The newsletter of United Nations University and its international 
network of research and training centres/programmes
Issue36: March - April 2004

FRONT PAGE

Rector calls for global effort on disaster risk

UN University Rector Hans van Ginkel has appealed for international cooperation to develop in depth, targeted, site-specific knowledge about natural disasters, to make it available through training and education, to improve our understanding to reduce risk and vulnerability and to strengthen coping capacities by developing appropriate response strategies.

Hans van Ginkel

Speaking at the World Conference on Disaster Reduction in Kobe, Japan, van Ginkel said the international community must must take immediate action to reduce both the risk inherent in the complexity of the earth systems and the vulnerability of our society to natural hazards. 

"Above all, we must engage ourselves in the sustained action needed to be successful," he said.

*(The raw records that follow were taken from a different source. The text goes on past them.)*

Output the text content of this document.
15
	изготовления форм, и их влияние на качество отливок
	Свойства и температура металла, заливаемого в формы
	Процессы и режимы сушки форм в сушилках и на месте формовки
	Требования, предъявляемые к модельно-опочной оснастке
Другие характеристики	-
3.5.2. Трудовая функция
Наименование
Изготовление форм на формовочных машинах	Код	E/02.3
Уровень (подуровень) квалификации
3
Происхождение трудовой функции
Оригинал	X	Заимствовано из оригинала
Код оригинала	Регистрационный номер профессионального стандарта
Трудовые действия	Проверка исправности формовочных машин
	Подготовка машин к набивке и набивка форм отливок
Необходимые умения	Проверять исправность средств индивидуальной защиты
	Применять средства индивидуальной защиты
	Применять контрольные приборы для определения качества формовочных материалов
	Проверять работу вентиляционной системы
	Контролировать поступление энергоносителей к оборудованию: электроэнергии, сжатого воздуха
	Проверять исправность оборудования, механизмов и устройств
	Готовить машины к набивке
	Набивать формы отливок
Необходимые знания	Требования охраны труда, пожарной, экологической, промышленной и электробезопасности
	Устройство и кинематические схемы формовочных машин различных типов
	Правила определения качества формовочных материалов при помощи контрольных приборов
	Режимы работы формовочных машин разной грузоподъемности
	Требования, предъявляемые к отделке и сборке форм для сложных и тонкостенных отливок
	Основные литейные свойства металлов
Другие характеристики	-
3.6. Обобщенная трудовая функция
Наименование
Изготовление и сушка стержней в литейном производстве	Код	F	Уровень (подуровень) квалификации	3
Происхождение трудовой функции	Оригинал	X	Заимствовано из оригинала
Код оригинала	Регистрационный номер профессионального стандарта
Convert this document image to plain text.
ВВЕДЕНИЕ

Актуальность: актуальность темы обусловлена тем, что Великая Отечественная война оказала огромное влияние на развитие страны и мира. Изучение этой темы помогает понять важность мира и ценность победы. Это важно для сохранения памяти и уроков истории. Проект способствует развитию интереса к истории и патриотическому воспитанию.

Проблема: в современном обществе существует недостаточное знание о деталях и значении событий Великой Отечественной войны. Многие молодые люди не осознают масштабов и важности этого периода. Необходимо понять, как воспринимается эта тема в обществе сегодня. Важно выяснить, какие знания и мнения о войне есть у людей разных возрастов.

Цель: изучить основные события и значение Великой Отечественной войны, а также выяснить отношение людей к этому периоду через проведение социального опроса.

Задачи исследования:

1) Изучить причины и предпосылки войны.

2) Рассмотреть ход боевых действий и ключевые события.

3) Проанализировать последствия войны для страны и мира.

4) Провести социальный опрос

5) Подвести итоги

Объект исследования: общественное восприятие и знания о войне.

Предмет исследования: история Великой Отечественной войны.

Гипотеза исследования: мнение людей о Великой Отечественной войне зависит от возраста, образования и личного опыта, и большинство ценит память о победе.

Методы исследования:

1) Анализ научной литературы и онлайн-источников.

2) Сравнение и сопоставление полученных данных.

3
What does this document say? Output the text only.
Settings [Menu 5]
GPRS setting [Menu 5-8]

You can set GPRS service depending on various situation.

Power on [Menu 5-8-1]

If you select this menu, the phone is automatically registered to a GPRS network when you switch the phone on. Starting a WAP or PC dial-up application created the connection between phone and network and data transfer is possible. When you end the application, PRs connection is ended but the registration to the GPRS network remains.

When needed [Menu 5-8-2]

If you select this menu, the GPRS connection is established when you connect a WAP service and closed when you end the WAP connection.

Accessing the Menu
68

"The disaster along the rim of the Indian Ocean has forcefully revealed our vulnerability and lack of capacities to cope with the consequences of interlinked, multiple natural hazards. An adequate and functional early warning system could have saved many lives. But even then, public awareness of the possible hazards and knowledge of how to respond would have been crucial."

The Rector said that to help address existing knowledge deficiencies, UN University and its partners are working to model the impacts of catastrophic natural disasters on urban centres, particularly mega-cities, beginning in Asia.

"These detailed computer animations allow planners to visualize the likely impact of a tsunami, for example, under various advance warning scenarios, to aid understanding and mitigate catastrophic loss by better preparing in advance our infrastructure, our evacuation plans and our people," he said. "We are working similarly to model the effects on coastal urban centres of more gradual threats such as sea level rise due to climate change."

Van Ginkel also cited the work of the UNU Environment and Human Security (UNU-EHS) institute in Bonn, which is working to anticipate the cumulative effects of such long-term, creeping environmental disasters for humankind as desertification, steadily falling levels of groundwater, land degradation and other consequences of environmental neglect.